7. Special Considerations for Older Adults

  1. Functional Status: If significant frailty, multimorbidity, or limited life expectancy, consider stopping or reducing statins to minimize pill burden and side effects.

  2. Liver Enzyme Elevation: If AST/ALT >3× ULN or significant myalgias with CK elevation, hold statin and investigate.

  3. Medication Interactions: Polypharmacy is common—check for drug-drug interactions (e.g., certain antifungals, macrolides, grapefruit juice can raise statin levels).

  4. Renal Function: Some fibrates, statins, and newer agents need dose adjustments in CKD.


 

8. Putting It All Together: Example Prescriptions

  1. Older Adult, Primary Prevention (No known CVD, LDL 160 mg/dL, 10-year risk 12%):

    • Atorvastatin 20 mg tab, 1 tab PO once daily at bedtime, recheck lipid panel in 6–8 weeks.

  2. Patient with Coronary Artery Disease, LDL 140 mg/dL

    • Rosuvastatin 20 mg tab, 1 tab PO once daily, target LDL <55 mg/dL. If still high after 6–8 weeks, add Ezetimibe 10 mg tab, 1 tab PO once daily.

  3. High TG (>500 mg/dL)

    • Start Fenofibrate 160 mg tab, 1 tab PO once daily, plus lifestyle changes (reduce sugar, alcohol).

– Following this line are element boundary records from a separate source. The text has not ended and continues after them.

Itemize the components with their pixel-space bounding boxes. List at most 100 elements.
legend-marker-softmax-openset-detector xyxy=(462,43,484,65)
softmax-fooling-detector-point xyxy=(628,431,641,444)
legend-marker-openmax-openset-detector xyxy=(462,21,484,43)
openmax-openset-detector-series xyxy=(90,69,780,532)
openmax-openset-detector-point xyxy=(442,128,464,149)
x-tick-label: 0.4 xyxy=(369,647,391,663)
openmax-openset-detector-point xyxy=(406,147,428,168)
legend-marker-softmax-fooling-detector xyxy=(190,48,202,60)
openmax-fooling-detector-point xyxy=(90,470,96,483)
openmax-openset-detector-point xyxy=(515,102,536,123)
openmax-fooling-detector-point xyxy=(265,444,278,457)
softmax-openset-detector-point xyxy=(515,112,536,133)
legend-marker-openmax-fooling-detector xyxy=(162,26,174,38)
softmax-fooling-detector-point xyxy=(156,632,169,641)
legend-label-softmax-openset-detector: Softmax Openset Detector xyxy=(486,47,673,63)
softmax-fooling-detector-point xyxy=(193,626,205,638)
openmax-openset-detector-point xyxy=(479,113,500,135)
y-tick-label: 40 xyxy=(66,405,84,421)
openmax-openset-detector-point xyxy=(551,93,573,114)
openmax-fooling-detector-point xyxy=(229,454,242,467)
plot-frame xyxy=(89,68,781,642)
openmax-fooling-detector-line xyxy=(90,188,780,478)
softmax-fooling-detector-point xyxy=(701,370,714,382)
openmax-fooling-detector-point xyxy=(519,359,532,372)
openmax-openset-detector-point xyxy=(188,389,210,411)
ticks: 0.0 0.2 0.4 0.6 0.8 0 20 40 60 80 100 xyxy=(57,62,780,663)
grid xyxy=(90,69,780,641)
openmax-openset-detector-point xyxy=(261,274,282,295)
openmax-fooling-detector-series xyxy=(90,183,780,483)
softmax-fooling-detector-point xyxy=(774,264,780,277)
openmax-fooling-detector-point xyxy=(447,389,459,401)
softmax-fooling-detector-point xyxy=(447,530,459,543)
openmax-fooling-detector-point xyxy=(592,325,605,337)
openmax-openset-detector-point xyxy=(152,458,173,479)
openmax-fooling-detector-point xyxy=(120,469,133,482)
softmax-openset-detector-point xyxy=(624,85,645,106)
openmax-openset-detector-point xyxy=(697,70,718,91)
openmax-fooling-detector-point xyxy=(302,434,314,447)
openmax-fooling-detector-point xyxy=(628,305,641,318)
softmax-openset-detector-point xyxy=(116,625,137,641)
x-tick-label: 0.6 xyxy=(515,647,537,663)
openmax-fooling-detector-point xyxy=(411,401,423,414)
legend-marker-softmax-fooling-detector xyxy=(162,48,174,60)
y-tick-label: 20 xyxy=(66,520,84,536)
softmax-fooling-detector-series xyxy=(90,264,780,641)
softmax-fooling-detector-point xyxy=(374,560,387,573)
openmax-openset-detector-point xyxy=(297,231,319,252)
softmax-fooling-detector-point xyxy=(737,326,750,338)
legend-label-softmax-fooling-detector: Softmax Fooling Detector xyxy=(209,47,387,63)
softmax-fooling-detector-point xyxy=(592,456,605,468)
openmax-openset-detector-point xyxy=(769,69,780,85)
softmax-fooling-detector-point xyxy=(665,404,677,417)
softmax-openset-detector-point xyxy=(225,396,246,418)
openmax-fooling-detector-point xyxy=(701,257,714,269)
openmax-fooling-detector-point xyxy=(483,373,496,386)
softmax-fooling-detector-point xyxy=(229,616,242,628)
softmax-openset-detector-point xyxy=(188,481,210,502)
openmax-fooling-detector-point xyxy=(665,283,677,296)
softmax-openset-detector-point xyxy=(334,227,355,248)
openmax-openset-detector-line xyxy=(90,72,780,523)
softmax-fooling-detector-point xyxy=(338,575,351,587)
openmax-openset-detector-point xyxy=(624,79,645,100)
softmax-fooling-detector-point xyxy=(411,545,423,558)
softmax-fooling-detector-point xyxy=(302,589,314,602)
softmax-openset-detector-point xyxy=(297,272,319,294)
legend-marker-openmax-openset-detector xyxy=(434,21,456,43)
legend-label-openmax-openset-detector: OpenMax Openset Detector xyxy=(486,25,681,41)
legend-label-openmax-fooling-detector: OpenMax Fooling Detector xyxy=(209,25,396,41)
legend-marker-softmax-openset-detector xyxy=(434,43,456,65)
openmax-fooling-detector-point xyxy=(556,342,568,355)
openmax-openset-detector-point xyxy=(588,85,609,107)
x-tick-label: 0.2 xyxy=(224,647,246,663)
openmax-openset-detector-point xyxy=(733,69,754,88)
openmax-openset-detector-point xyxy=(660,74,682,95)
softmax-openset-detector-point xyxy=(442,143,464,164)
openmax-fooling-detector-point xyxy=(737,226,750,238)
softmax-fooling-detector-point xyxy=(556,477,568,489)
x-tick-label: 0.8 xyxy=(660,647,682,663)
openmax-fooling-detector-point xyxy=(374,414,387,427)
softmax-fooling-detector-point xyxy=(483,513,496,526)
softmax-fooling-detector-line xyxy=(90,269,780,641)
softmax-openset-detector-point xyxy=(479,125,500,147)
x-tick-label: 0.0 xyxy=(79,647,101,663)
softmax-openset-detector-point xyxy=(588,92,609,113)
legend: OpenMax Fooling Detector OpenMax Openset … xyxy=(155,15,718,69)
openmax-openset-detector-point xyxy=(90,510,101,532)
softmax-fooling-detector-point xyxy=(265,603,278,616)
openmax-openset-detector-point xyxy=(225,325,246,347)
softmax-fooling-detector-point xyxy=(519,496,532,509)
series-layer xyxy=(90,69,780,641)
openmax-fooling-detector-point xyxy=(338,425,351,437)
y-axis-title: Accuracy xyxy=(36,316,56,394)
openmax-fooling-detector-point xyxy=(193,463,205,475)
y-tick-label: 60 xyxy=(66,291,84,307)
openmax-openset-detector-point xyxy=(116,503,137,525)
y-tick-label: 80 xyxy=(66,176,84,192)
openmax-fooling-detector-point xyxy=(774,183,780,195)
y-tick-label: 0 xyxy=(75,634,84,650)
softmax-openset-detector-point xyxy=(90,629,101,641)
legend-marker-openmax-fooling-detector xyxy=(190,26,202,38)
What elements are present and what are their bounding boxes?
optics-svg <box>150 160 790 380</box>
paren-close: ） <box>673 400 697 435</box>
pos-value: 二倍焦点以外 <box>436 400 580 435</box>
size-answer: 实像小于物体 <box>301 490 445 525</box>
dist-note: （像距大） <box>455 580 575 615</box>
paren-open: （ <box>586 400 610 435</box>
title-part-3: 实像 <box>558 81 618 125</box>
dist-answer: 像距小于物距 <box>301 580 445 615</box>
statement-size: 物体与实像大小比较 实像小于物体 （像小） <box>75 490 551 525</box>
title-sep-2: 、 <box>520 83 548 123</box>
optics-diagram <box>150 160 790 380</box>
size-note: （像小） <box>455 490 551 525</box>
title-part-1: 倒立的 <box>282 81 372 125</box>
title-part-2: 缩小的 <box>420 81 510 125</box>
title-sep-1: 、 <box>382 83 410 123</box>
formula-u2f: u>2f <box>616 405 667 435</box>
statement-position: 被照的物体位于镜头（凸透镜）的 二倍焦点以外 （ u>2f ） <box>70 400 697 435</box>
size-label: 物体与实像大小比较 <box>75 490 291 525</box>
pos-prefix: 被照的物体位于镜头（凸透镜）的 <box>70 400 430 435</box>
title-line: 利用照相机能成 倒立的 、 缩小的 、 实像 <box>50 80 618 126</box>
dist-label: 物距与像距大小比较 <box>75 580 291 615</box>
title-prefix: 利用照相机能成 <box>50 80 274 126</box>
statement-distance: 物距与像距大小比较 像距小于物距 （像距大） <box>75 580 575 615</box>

  4. Muscle Pain on Statin

    • Check CK; if mild, reduce statin dose or switch to lower-intensity statin (e.g., simvastatin 10 mg). If severe, hold statin temporarily.


 

9. Summary

  1. Lifestyle First: Diet (DASH), weight management, exercise.

  2. Statins: Mainstay therapy; choose intensity based on risk level and older adult considerations.

  3. Add-On Agents: Ezetimibe, PCSK9 inhibitors, fibrates for high TG.

  4. Monitor: Lipid panel in 1–3 months, watch liver enzymes and CK if suspicious of adverse effects.

  5. Older Adults: Individualize therapy, be mindful of polypharmacy, hepatic/renal function, and overall life expectancy.

By following these Thai-focused guidelines—starting at appropriate doses (e.g., “Atorvastatin 20 mg tab once daily”) and escalating or combining therapies based on lipid goals—clinicians can achieve safe and effective dyslipidemia management in older adults, reducing cardiovascular morbidity and mortality while minimizing treatment risks.